C’est un diplomate en terrain connu qui a foulé, ce mardi, le tarmac de l’aéroport de N’djili. James Swan, nommé Représentant spécial du Secrétaire général des Nations Unies, a officiellement pris ses fonctions à Kinshasa. Dès son arrivée, il a tenu à marquer la tonalité de son mandat par un message de solidarité envers une population éprouvée, rappelant que sa priorité absolue demeure la protection des populations vulnérables.

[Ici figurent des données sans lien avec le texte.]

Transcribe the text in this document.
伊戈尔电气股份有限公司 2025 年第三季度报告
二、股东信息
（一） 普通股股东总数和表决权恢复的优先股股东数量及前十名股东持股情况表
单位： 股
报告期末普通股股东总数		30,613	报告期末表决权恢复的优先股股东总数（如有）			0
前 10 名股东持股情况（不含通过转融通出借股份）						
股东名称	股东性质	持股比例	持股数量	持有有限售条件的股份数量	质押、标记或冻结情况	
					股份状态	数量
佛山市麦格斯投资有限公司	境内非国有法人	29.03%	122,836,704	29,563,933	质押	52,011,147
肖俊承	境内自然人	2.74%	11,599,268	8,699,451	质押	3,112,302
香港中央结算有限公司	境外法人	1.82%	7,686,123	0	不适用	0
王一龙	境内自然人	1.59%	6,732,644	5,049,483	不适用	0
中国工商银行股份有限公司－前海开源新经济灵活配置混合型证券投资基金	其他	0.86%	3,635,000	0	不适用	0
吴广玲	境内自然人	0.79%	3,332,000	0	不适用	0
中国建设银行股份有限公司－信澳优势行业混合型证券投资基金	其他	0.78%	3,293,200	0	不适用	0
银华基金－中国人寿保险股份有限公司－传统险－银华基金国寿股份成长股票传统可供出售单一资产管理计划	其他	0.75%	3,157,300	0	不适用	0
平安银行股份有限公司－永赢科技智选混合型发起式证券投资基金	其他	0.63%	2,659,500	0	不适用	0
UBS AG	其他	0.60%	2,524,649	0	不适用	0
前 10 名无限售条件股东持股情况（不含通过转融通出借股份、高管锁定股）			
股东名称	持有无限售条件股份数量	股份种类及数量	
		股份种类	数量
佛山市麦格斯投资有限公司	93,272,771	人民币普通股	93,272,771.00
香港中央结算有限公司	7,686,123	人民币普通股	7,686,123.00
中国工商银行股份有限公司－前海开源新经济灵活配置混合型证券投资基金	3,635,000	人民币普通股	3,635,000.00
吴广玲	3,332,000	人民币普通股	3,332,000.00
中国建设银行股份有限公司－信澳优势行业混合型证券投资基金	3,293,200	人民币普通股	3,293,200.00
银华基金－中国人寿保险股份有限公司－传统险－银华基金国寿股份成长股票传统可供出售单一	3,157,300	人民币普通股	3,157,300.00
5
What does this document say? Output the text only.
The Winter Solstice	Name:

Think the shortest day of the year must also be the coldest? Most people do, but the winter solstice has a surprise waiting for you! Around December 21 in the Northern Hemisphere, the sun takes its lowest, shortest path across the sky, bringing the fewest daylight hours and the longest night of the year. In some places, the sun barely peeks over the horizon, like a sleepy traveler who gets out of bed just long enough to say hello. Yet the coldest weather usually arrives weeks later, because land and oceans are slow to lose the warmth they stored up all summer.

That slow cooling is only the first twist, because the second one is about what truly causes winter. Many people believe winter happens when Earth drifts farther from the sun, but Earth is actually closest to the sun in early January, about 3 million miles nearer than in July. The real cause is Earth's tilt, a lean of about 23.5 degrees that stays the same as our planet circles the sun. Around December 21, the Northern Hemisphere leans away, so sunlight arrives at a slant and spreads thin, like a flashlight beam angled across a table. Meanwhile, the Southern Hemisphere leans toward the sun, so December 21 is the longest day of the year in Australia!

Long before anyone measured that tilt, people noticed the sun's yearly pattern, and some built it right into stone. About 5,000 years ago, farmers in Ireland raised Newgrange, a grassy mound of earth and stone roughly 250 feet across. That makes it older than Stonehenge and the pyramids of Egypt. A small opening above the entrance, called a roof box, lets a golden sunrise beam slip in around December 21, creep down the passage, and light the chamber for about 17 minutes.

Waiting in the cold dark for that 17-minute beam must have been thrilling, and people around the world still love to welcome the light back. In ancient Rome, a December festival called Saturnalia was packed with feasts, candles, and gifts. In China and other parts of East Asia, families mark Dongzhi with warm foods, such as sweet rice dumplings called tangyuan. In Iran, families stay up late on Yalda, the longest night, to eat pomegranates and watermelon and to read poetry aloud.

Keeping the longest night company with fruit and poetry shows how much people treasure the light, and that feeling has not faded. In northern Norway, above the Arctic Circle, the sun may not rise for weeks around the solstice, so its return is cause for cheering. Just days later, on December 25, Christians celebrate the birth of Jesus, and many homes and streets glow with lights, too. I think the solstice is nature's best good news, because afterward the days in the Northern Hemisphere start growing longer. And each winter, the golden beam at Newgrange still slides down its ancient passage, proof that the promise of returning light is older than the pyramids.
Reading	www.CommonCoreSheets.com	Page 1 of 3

Face à la dégradation du contexte sécuritaire dans l’Est du pays, le nouveau chef de la MONUSCO n'a pas caché son inquiétude. Il a d'emblée souligné que « les civils continuent de payer le plus lourd tribut » d'un conflit qui s'enlise, réaffirmant que la mission onusienne concentrera ses efforts sur le soutien aux populations et l'appui à la stabilisation de la région.
Toutefois, pour James Swan, l'action sur le terrain ne peut se suffire à elle-même. Dans un plaidoyer pour une approche globale de la crise, il a insisté sur le fait qu’« il n’existe pas de solution uniquement militaire ». Selon lui, le retour à la stabilité passera nécessairement par le dialogue et le respect des processus diplomatiques en cours.
« Les progrès nécessiteront le dialogue, l’engagement régional et la mise en œuvre des engagements déjà pris », a-t-il précisé, traçant ainsi une ligne de conduite axée sur la diplomatie active.
Conscient des enjeux liés à la présence internationale sur le sol congolais, le diplomate a tenu à rassurer ses hôtes sur la nature de son engagement. Il a promis d'agir dans le « plein respect de la souveraineté du pays », misant sur une collaboration étroite avec les autorités nationales. C'est avec « humilité et détermination » que James Swan entame ce nouveau chapitre, fort d'une expérience passée en RDC qui, espère-t-il, facilitera la recherche d'une paix durable pour le peuple congolais.